How to remember ECG lead placement: mnemonics
While I don’t have a mnemonic for ECG placement per se, I do have associated ideas that help me associate the lead numbers with where they’re supposed to be placed:
- V3 comes later, so put that aside.
- V1 and V2 are one group at the 4th ICS. V4–6 are another group at the 5th ICS. Keep them in their separate groups so they don’t get tangled.
- V1 and V2 go first so they go on either side of the middle of the chest.
- Remember that V4–6 are located down and left because that’s where the apex of the heart is pointing.
- V4 is placed around one fourth (¼) of the way from the left of the chest.
- V6 is placed down the armpit because “armpit” has 6 letters.
- Then, just place V3 and V5 in the middle of their neighboring numbers, where they belong.

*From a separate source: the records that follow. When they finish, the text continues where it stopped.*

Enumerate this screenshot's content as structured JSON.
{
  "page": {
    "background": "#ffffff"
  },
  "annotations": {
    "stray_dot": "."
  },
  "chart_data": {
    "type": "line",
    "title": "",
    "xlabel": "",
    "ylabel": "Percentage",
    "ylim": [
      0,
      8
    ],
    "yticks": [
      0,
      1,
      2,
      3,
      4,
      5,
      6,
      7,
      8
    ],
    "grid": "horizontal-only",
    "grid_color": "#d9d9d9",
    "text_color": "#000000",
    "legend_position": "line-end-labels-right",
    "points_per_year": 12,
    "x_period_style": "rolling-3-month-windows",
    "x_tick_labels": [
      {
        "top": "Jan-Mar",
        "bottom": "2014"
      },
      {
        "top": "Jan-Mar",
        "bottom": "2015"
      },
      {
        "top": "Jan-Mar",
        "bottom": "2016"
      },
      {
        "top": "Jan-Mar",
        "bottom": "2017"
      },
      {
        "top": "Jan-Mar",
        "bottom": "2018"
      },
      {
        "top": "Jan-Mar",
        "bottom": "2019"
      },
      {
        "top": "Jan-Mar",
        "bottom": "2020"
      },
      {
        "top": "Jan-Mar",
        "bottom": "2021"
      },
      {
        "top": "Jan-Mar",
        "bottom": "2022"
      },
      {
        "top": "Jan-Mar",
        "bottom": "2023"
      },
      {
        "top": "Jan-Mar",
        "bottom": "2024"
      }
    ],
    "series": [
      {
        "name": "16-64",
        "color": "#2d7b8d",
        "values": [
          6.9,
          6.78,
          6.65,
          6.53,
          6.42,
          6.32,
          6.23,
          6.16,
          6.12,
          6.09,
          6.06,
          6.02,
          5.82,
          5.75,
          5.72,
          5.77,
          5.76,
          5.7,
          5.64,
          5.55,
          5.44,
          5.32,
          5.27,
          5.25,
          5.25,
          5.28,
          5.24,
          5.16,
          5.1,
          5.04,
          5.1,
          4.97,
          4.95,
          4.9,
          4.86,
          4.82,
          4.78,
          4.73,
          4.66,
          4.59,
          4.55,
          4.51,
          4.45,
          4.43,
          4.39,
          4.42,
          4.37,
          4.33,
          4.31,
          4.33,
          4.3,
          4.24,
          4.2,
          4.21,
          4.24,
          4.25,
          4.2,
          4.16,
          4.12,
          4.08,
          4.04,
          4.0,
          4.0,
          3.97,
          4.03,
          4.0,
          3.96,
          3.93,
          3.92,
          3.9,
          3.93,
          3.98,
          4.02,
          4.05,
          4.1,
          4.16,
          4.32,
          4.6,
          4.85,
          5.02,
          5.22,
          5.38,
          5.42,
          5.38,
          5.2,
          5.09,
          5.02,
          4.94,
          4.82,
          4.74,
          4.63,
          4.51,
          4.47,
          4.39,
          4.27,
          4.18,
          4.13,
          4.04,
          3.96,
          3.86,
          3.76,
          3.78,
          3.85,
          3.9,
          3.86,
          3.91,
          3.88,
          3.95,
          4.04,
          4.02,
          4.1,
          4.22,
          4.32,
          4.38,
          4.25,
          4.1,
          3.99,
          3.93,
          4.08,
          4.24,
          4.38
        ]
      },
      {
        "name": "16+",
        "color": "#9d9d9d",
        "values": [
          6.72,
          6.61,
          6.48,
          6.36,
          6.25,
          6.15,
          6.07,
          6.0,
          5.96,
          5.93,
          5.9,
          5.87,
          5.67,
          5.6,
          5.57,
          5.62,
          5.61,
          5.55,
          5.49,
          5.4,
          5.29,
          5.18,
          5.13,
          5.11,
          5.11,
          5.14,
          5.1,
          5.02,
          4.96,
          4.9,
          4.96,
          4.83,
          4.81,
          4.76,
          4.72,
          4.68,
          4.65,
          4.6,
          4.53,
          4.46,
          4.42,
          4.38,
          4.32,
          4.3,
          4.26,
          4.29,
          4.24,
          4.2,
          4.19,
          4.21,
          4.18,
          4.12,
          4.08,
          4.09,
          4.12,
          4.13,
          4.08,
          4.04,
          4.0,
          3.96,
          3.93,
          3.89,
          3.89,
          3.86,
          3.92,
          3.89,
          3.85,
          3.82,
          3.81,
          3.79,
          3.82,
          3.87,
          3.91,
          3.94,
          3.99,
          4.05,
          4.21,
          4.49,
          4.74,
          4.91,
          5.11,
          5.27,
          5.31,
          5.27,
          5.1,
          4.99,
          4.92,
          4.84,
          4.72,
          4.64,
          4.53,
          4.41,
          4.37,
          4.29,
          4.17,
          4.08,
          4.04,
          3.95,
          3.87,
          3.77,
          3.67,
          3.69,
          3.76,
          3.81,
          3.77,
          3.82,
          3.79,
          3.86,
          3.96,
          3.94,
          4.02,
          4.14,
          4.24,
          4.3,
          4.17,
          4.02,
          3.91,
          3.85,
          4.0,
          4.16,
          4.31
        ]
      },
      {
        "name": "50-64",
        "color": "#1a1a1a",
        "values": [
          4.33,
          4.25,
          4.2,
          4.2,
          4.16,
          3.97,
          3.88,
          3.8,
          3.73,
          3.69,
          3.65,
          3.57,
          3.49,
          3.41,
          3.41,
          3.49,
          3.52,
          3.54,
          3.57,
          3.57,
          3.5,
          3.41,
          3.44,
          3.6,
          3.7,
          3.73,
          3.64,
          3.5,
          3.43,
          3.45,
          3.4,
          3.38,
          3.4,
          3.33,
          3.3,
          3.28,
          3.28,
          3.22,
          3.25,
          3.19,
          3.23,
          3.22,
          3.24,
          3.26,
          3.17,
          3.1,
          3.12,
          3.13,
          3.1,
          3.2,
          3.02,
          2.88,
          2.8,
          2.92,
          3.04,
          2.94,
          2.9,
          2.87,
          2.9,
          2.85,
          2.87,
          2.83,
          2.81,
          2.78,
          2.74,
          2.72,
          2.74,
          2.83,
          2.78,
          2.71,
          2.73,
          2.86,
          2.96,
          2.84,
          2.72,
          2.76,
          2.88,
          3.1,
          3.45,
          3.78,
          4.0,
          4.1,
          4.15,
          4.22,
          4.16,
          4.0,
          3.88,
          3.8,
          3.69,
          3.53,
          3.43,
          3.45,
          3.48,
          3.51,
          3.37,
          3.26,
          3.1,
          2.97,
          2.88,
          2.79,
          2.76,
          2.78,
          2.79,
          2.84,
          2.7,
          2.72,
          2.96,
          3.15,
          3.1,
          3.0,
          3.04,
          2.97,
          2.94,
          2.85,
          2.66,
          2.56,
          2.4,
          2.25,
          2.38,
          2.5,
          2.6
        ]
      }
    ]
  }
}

For the limb leads, this mnemonic is a lot easier, but it only works for ECGs that follow the American Heart Association (AHA) color system:
- Right-side: Snow over grass (white lead (RA) above the green lead (RL))
- Remember that white is on the right!
- Left-side: Smoke over fire (black lead (LA) above the red lead (LL))
Apart from these memorization techniques, you can always come up with your own. Regardless, I hope this guide helped because I fumbled a lot when I was an intern in the hospital when I would try to place the leads properly. But after a lot of practice and memorization, I’m now able to do it just by referencing the lead labels. So practice and take every opportunity to use the ECG machine when you can!